Sunday, June 3, 2007

Letter of The Month Rolling Stone Indonesia Juni 2007*



* Sampul RS International, Mei 2007

Dua tahun saya asyik sendiri menebak-nebak siapakah pemusik Indonesia yang diberi kehormatan disampulkan oleh Rolling Stone Indonesia di momentum istimewanya. Dan pilihan jatuh pada Iwan Fals. Saya bilang, "ini pilihan yang cerdas dan tepat".

Iwan dipotret dengan mimik yang seakan berkata, "Inilah musik Indonesia". Iwan memang paling tepat mewakili perjalanan musik Indonesia. Ia mungkin tidak lagi berada di puncak kreativitasnya. Tapi ia masih menghasilkan karya hebat. Ia bermusik dengan total, langkah yang kini ditempuh dengan langkah yakin oleh banyak anak muda Indonesia. Ia jatuh bangun, ditendang kaki raksasa politik penguasa, ia membangun kesetiaan penggemar, ia juga manusia biasa yang lama menahan sakit akibat kematian putra tertuanya. Dan ia baru saja menghasilkan album. 50:50. Album yang diberi bintang 4 oleh RSI.

Saya bayangkan wawancara Editor Senior RSI Adib Hidayat akan lebih lengkap bila disanding dengan tulisan Andreas Harsono (Halo Mas Andreas!) -- yang namanya disebut dalam wawancara itu terkait istilah Indopahit itu --- yang dulu terbit dalam almarhum Pantau. Keinginan itu sedikitnya terpenuhi, karena ada bau Pantau di RSI lewat tulisan tentang grup Koes Plus oleh Budi Setiyono (apakabar Mas Buset?).

RSI Edisi 25 lalu saya kira adalah edisi yang sangat membanggakan pemusik dan musik Indonesia. Saya tadinya cemas RSI tidak menulis soal kepergian Chrisye. Soalnya, apalagi yang mau diberitakan? Chrisye adalah legenda yang kematiannya diiringi pemutaran lagu-lagunya serentak di radio-radio. Ini tidak atas perintah siapa-siapa. Ini adalah bentuk penghormatan paling murni. Tapi, lagi-lagi RSI adalah majalah yang meskipun baru dua tahun ternyata sudah menyatu dengan hati musik Indonesia. Memberitakan kematian Chrisye bukan perkara aktualitas.

Lalu saya baca dengan antusias Special Issue: Editor's Choice '07. Saya tidak bisa lain kecuali berkomentar, "Gila!" Pilihan-pilhan atas nama-nama itu mungkin masih bisa diperdebatkan, tapi RSI punya alasan yang bagus untuk masing-masing pilihan.

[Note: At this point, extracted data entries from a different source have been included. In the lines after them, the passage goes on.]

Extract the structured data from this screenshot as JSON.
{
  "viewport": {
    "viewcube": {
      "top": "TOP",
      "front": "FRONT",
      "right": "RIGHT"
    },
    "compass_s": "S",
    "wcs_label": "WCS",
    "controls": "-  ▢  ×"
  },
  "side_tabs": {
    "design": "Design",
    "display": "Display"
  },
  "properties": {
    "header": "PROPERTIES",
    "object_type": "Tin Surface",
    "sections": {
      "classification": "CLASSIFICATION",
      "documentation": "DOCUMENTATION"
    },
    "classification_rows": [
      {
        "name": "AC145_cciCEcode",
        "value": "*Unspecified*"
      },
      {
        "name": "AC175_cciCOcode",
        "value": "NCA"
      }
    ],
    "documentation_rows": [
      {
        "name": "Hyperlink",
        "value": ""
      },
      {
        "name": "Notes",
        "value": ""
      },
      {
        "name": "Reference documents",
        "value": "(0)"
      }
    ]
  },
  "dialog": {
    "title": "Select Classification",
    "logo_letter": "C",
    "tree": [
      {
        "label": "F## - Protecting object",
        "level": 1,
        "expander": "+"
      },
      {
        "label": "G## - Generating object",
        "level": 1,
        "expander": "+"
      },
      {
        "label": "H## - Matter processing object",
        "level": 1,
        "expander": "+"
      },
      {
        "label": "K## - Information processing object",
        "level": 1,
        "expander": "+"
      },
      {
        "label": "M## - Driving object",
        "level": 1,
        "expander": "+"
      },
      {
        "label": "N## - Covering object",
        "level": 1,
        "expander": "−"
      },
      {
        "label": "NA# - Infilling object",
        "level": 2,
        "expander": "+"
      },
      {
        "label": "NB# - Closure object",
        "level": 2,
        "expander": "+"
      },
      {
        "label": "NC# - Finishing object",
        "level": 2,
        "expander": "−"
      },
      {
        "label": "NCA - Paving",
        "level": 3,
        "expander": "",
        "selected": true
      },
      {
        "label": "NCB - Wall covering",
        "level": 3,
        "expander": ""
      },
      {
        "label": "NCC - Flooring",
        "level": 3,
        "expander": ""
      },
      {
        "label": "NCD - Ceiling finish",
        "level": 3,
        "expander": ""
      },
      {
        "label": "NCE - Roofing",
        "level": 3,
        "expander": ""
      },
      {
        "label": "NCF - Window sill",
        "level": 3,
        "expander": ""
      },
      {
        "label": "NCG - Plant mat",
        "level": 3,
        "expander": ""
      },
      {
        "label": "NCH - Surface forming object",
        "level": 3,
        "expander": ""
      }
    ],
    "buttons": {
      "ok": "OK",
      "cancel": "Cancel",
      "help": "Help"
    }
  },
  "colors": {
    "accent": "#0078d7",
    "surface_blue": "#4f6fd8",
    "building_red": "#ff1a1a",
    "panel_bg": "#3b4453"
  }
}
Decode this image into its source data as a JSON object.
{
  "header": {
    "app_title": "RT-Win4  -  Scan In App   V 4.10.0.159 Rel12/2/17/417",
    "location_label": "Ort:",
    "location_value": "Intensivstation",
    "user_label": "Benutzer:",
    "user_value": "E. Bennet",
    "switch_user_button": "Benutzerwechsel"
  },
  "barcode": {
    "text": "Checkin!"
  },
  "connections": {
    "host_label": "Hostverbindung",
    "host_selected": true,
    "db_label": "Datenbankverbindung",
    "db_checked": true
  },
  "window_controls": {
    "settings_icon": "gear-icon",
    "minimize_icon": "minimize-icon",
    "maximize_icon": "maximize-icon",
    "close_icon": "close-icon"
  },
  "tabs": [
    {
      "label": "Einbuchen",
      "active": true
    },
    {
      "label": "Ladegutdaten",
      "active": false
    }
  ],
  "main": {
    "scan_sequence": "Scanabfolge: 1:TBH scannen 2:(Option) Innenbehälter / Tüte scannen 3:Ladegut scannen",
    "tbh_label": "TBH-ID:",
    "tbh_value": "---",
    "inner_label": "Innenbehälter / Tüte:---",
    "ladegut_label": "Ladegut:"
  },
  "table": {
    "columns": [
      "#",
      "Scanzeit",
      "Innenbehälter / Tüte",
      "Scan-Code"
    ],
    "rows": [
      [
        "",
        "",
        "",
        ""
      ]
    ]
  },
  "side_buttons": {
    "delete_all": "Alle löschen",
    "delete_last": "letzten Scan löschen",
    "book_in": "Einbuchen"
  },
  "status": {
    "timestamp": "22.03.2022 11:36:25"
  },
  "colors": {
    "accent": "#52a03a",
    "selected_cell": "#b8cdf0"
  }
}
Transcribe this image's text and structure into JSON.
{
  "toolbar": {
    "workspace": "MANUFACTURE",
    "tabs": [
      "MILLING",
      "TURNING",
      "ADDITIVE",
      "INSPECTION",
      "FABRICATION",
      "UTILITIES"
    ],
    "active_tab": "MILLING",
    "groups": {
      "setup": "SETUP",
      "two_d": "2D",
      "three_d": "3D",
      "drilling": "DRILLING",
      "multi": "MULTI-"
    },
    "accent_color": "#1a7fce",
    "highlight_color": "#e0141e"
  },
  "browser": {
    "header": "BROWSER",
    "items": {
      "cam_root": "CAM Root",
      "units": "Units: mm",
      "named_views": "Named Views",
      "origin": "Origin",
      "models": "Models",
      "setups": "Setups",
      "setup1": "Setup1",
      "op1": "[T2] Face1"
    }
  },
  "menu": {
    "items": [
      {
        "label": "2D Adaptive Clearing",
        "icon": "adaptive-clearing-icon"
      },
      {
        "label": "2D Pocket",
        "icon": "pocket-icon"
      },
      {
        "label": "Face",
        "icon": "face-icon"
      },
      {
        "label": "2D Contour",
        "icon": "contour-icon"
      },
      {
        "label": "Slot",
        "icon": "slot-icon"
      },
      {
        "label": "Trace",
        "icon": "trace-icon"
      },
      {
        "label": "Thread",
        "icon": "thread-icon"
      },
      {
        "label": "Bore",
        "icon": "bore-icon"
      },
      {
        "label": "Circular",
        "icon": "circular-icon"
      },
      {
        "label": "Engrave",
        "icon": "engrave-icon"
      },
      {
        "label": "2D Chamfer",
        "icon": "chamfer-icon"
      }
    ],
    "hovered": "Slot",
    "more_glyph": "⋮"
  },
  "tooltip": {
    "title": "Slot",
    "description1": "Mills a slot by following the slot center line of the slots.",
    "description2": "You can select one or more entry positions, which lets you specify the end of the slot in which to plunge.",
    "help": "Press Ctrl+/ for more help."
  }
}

Di sebuah milis jurnalisme ada diskusi yang dipicu oleh seorang anggota yang mem-posting tajuk rencana sebuah surat kabar di Malaysia. Tajuk itu isinya caci maki untuk musik Indonesia yang disebut sebagai sampah (!). Musik Malaysia memang sedang cemburu berat atas musik Indonesia. Bacalah laporan RSI soal konser 3 Diva di sana. Konser sebagus itu mungkin belum terbayangkan oleh para pemusik dan penggerak industri musik di sana.

Terakhir, RS Style -- yang mungkin rubrik paling "bermasalah" di RSI -- menampilkan Gigi. Wah! Saya bertamasya mata di 12 halaman itu. Gigi grup yang masih bertahan dan saya kira akan berumur panjang, adalah grup yang saya liput pertam kali di Balikpapan atas perintah redaktur saya waktu itu (Halo Mas Trias Chahyo!). Itulah konser pertama yang saya tonton dan sejak itu saya adalah anggota Gigikita yang tak teregistrasi. Gigi kala itu baru saja meluncurkan
album 3/4. Saya benar-benar menikmati liputan itu bahkan sempat mengajari Armand Maulana cara makan udang di restoran santapan-laut menuju bandara (masih ingat caranya, Kang Armand?).

Ketika usia melampaui 35, saya mulai membiasakan diri untuk dituakan. Tapi saya tak mau cara berpikir saya jadi lamban, tua, dan tidak kreatif. Salah satu caranya adalah dengan membaca RSI. Terima kasih dan salut untuk majalah hebat ini!

Hasan Aspahani


* Ini naskah asli surat yang saya kirim, ada sejumlah penyuntingan pada surat yang termuat.